Des justifications très vite battues en brèche par de nombreux observateurs qui trouvent ces arguments assez légers pour tenir la route. Si le Sénégal a des raisons humanitaires à faire valoir, son champ d’action peut être plus vaste qu’un continent. Et si les deux hommes ont été maltraités par le pays d’Obama, pourquoi le Sénégal devrait-il s’en mêler, quitte à s’attirer les foudres des organisations terroristes de plus en plus actives dans la sous-région ouest-africaine ? Une question et bien d’autres qui tendent à renseigner que, dans cette affaire, le président Macky Sall ne s’est probablement pas laissé le choix. Le «Non» qu’il a honni durant le référendum, n’a pas non plus prospéré quand il s’est agi de répondre à la requête des Américains.
Ce n’est pas la première fois que le président de la République accède à une demande controversée et plus qu’impopulaire au Sénégal. En effet, après avoir convenu avec les Saoudiens de l’envoi de 2 100 soldats sénégalais, les autorités se sont ensuite rabattues dans des explications se résumant pour l’essentiel à ceci : «Le roi a demandé». «Le président de la République a décidé (…) de répondre favorablement à une demande de l’Arabie Saoudite en déployant en terre sainte d’Arabie Saoudite un contingent de 2 100 hommes», avait expliqué le ministre Mankeur Ndiaye, devant les députés.
Cette ligne de défense du chef de la diplomatie sénégalaise s’étant révélée imperméable, le président Sall a jugé utile de l’accompagner d’une missive austèrement titrée : «Message du chef de l’Etat aux députés sur l’envoi de 2100 soldats en Arabie Saoudite». Le document, lu devant les députés, expliquait : «A l’occasion de la visite officielle qu’il a effectuée en Arabie Saoudite le 2 avril 2015, Son Excellence Monsieur Macky Sall, Président de la République et Sa Majesté le Roi Salman Ben Abdel Aziz Al Saoud ont longuement échangé sur la situation sécuritaire dans la région. A cette occasion, Sa Majesté le Roi Salman Ben Abdel Aziz Al Saoud a sollicité le Chef de l’Etat en vue d’une contribution de notre pays à la lutte commune menée par la coalition internationale dirigée par l’Arabie Saoudite.» Ainsi demandé, ainsi obtenu, l’étude des énormes répercussions et l’avis des autres Sénégalais relégués au second plan.
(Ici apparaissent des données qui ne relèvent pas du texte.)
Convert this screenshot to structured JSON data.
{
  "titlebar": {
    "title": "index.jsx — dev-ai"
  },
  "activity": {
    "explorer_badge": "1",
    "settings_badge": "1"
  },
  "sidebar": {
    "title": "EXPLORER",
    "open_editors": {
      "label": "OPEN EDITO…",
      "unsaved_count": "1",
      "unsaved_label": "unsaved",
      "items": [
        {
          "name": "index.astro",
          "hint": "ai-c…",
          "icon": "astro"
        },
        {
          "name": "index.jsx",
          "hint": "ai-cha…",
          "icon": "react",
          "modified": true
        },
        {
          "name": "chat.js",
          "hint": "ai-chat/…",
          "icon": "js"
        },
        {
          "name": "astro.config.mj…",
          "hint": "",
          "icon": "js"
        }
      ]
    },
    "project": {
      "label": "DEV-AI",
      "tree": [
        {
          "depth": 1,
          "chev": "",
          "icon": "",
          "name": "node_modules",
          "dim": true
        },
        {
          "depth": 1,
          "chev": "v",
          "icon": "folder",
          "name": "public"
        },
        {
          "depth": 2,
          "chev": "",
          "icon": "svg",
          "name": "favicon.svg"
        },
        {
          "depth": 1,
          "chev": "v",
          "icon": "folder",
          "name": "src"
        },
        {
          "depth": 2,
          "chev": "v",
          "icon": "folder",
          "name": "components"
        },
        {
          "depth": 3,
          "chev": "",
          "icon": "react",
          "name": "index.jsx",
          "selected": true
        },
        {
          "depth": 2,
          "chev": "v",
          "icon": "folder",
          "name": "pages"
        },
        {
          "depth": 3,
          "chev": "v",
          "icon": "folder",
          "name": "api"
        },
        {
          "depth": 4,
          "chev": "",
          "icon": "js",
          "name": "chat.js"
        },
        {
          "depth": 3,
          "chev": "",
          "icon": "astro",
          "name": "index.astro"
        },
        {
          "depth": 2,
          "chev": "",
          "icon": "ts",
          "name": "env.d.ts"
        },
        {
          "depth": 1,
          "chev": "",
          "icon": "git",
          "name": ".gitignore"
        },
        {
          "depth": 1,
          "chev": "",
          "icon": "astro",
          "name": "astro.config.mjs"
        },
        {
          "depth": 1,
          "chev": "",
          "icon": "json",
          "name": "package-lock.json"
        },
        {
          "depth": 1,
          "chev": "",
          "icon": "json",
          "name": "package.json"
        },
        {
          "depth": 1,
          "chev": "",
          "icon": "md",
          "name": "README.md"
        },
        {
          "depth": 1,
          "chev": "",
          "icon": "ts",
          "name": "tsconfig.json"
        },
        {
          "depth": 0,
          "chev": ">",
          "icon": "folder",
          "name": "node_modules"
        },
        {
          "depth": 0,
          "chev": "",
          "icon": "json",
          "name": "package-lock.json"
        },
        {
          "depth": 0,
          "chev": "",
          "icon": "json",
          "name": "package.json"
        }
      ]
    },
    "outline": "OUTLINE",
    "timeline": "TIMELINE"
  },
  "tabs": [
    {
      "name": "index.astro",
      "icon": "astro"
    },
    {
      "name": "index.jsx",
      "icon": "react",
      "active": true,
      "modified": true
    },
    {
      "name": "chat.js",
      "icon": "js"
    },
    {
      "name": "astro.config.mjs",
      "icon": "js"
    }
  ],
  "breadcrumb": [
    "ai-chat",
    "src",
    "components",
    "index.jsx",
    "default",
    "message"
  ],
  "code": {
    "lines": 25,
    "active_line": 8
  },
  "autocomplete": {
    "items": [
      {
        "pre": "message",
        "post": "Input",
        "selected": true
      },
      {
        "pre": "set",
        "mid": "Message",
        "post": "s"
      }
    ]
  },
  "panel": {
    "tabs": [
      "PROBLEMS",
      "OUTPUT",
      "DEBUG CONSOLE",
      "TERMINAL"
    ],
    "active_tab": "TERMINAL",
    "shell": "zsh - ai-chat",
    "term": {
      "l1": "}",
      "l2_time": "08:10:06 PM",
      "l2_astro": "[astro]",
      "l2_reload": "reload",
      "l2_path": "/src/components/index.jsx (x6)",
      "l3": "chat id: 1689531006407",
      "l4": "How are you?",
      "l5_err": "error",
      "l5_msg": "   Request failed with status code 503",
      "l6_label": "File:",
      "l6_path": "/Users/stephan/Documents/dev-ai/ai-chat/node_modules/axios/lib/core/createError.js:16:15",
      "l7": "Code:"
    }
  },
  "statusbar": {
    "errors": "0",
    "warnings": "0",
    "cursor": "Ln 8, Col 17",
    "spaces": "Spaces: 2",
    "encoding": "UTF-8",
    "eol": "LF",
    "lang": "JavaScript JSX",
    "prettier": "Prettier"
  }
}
Si le roi d’Arabie Saoudite a sollicité le chef de l’Etat, le président Hollande, lui, n’a pas eu besoin de le faire. Dès que les crépitements des balles se sont estompés, Macky Sall a cherché l’avion présidentiel, déterminé à «être Charlie». Les langues auront beau se délier, condamnant énergiquement sa présence auprès des «pourfendeurs du Prophète(Psl)», rien n’y fera. Aussi impopulaire que fut sa démarche, le président Macky Sall s’était trouvé aux côtés du président français. Et pourtant, quand le Mali, le seul pays qui a une fois constitué avec le Sénégal un seul et même Etat, a fait face aux terroristes qui en voulaient à son intégrité, le Sénégal a longuement tergiversé avant de décider, sous l’impulsion de la France, d’y envoyer des soldats.
Les Etats n’ont pas d’amis, ils n’ont que des intérêts, disait, en substance, le général De Gaule. Si cette maxime de l’ancien président français se justifie, le président Macky Sall doit avoir à cœur d’indiquer à ses concitoyens où se trouvent leurs intérêts dans ces démarches aussi risquées qu’impopulaires.